Vorsichtiges Aufatmen in Europas Tech-Szene
kro Frankfurt
Nach der Zusicherung der US-Regierung über eine Absicherung der Einlagen des kollabierten US-Start-up-Finanzierers Silicon Valley Bank (SVB) und der Übernahme der britischen Tochter durch die HSBC schwankt die deutsche und europäische VC-Szene zwischen Erleichterung und erhöhter Alarmbereitschaft. „Wir beobachten die Entwicklung rund um die Silicon Valley Bank sehr genau“, sagte der Geschäftsführer des deutschen Start-up-Verbands Christoph Stresing am Montag. „Das Ausmaß und insbesondere die mittelbaren Auswirkungen auf das deutsche Start-up-Ökosystem können aktuell noch nicht abschließend beurteilt werden.“
Die Entscheidung der US-Behörden in Hinblick auf die Sicherung der Einlagen bei der SVB sowie der Kauf der Silicon Valley Bank UK durch die HSBC seien positive Entwicklungen, „die einen wesentlichen Beitrag zur Entschärfung der aktuellen Situation leisten werden“, so Stresing weiter.

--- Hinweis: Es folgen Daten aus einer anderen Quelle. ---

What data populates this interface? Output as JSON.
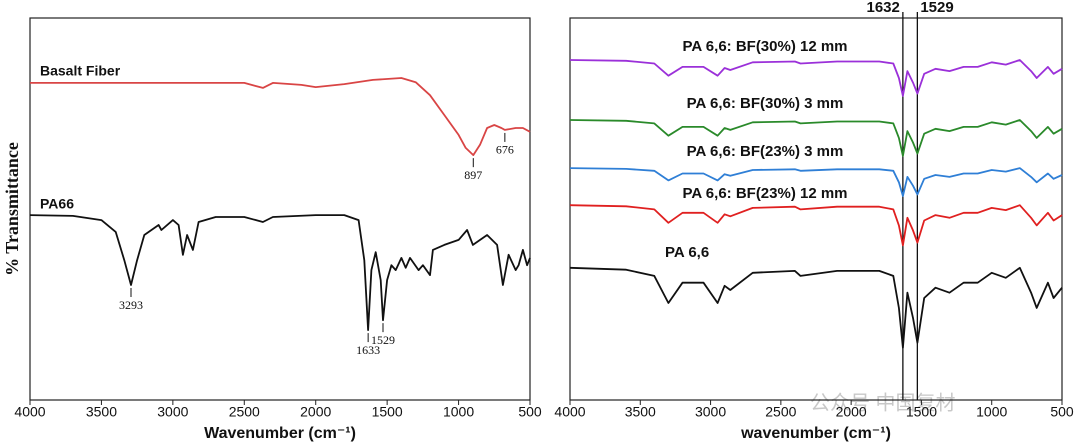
{
  "chart_data": [
    {
      "type": "line",
      "ylabel": "% Transmittance",
      "xlabel": "Wavenumber (cm⁻¹)",
      "xlim": [
        4000,
        500
      ],
      "xticks": [
        4000,
        3500,
        3000,
        2500,
        2000,
        1500,
        1000,
        500
      ],
      "ylim": [
        0,
        100
      ],
      "series": [
        {
          "name": "Basalt Fiber",
          "color": "#d94545",
          "x": [
            4000,
            3500,
            3000,
            2500,
            2370,
            2300,
            2100,
            2000,
            1800,
            1600,
            1400,
            1300,
            1200,
            1100,
            1000,
            950,
            897,
            850,
            800,
            750,
            700,
            676,
            600,
            550,
            500
          ],
          "values": [
            83.0,
            83.0,
            83.0,
            83.0,
            81.7,
            83.0,
            82.5,
            81.9,
            82.7,
            83.8,
            84.3,
            83.2,
            79.8,
            74.6,
            69.4,
            66.0,
            64.1,
            66.8,
            71.2,
            72.0,
            71.2,
            70.7,
            71.2,
            71.2,
            70.2
          ],
          "peaks": [
            897,
            676
          ]
        },
        {
          "name": "PA66",
          "color": "#111111",
          "x": [
            4000,
            3700,
            3500,
            3400,
            3340,
            3293,
            3250,
            3200,
            3100,
            3080,
            3000,
            2960,
            2930,
            2900,
            2860,
            2820,
            2700,
            2500,
            2370,
            2300,
            2000,
            1800,
            1700,
            1660,
            1633,
            1610,
            1580,
            1545,
            1529,
            1500,
            1470,
            1440,
            1400,
            1370,
            1340,
            1280,
            1250,
            1200,
            1180,
            1100,
            1000,
            940,
            900,
            800,
            730,
            690,
            650,
            600,
            580,
            550,
            520,
            500
          ],
          "values": [
            48.4,
            48.2,
            47.1,
            44.0,
            36.6,
            30.1,
            36.6,
            43.2,
            45.8,
            44.5,
            47.1,
            45.8,
            38.0,
            43.2,
            39.3,
            46.6,
            47.9,
            47.9,
            46.6,
            47.9,
            48.4,
            48.4,
            47.1,
            36.6,
            18.3,
            34.0,
            38.7,
            31.4,
            20.9,
            31.4,
            35.3,
            34.0,
            37.2,
            34.6,
            37.2,
            34.0,
            35.3,
            32.7,
            39.3,
            40.6,
            41.9,
            44.5,
            40.6,
            43.2,
            40.6,
            30.1,
            38.0,
            34.0,
            35.3,
            39.3,
            35.3,
            37.2
          ],
          "peaks": [
            3293,
            1633,
            1529
          ]
        }
      ]
    },
    {
      "type": "line",
      "xlabel": "wavenumber (cm⁻¹)",
      "xlim": [
        4000,
        500
      ],
      "xticks": [
        4000,
        3500,
        3000,
        2500,
        2000,
        1500,
        1000,
        500
      ],
      "ylim": [
        0,
        100
      ],
      "vlines": [
        1632,
        1529
      ],
      "x": [
        4000,
        3600,
        3400,
        3300,
        3200,
        3050,
        2950,
        2900,
        2860,
        2700,
        2400,
        2360,
        2100,
        1800,
        1700,
        1660,
        1632,
        1600,
        1560,
        1529,
        1480,
        1400,
        1300,
        1200,
        1100,
        1000,
        900,
        800,
        720,
        680,
        600,
        560,
        500
      ],
      "series": [
        {
          "name": "PA 6,6: BF(30%) 12 mm",
          "color": "#9b30d9",
          "values": [
            89.0,
            88.8,
            88.1,
            84.9,
            87.2,
            87.2,
            84.9,
            86.9,
            86.4,
            88.4,
            88.6,
            88.1,
            88.6,
            88.6,
            88.1,
            84.3,
            79.6,
            86.1,
            83.1,
            80.2,
            85.4,
            86.7,
            86.1,
            87.2,
            87.2,
            88.4,
            87.8,
            89.0,
            86.1,
            84.3,
            87.2,
            85.4,
            86.7
          ]
        },
        {
          "name": "PA 6,6: BF(30%) 3 mm",
          "color": "#2a8a2a",
          "values": [
            73.3,
            73.1,
            72.4,
            69.2,
            71.5,
            71.5,
            69.2,
            71.2,
            70.7,
            72.7,
            72.9,
            72.4,
            72.9,
            72.9,
            72.4,
            68.6,
            63.9,
            70.4,
            67.4,
            64.5,
            69.7,
            71.0,
            70.4,
            71.5,
            71.5,
            72.7,
            72.1,
            73.3,
            70.4,
            68.6,
            71.5,
            69.7,
            71.0
          ]
        },
        {
          "name": "PA 6,6: BF(23%) 3 mm",
          "color": "#2f7fd6",
          "values": [
            60.7,
            60.5,
            60.0,
            57.5,
            59.3,
            59.3,
            57.5,
            59.1,
            58.7,
            60.2,
            60.4,
            60.0,
            60.4,
            60.4,
            60.0,
            57.0,
            53.4,
            58.4,
            56.1,
            53.8,
            57.9,
            58.9,
            58.4,
            59.3,
            59.3,
            60.2,
            59.8,
            60.7,
            58.4,
            57.0,
            59.3,
            57.9,
            58.9
          ]
        },
        {
          "name": "PA 6,6: BF(23%) 12 mm",
          "color": "#e02020",
          "values": [
            51.0,
            50.7,
            49.9,
            46.4,
            49.0,
            49.0,
            46.4,
            48.6,
            48.1,
            50.3,
            50.6,
            49.9,
            50.6,
            50.6,
            49.9,
            45.7,
            40.5,
            47.7,
            44.4,
            41.2,
            47.0,
            48.4,
            47.7,
            49.0,
            49.0,
            50.3,
            49.7,
            51.0,
            47.7,
            45.7,
            49.0,
            47.0,
            48.4
          ]
        },
        {
          "name": "PA 6,6",
          "color": "#111111",
          "values": [
            34.6,
            34.1,
            32.5,
            25.4,
            30.7,
            30.7,
            25.4,
            29.9,
            28.8,
            33.3,
            33.8,
            32.5,
            33.8,
            33.8,
            32.5,
            24.1,
            13.7,
            28.1,
            21.5,
            15.0,
            26.7,
            29.4,
            28.1,
            30.7,
            30.7,
            33.3,
            32.0,
            34.6,
            28.1,
            24.1,
            30.7,
            26.7,
            29.4
          ]
        }
      ]
    }
  ],
  "watermark": "公众号  中国复材"
}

Auch Ulrike Hinrichs, Geschäftsführerin des Bundesverbands Beteiligungskapital, begrüßte die jüngsten Entwicklungen und forderte mehr Schlagkraft der zuständigen Behörden: „Eine gut funktionierende Bankenaufsicht, die Risiken richtig abschätzt und solche Pleiten von vornherein verhindert, ist das Gebot der Stunde – auch hier in Deutschland.“ Hinrichs verwies auf den Fall Wirecard, der viele Fragen offengelassen habe. „Eine Reform der Bankenaufsicht scheint an einigen Stellen notwendig, die dann mit qualifiziertem Personal auch solche Pleiten verhindern kann“, ergänzte sie.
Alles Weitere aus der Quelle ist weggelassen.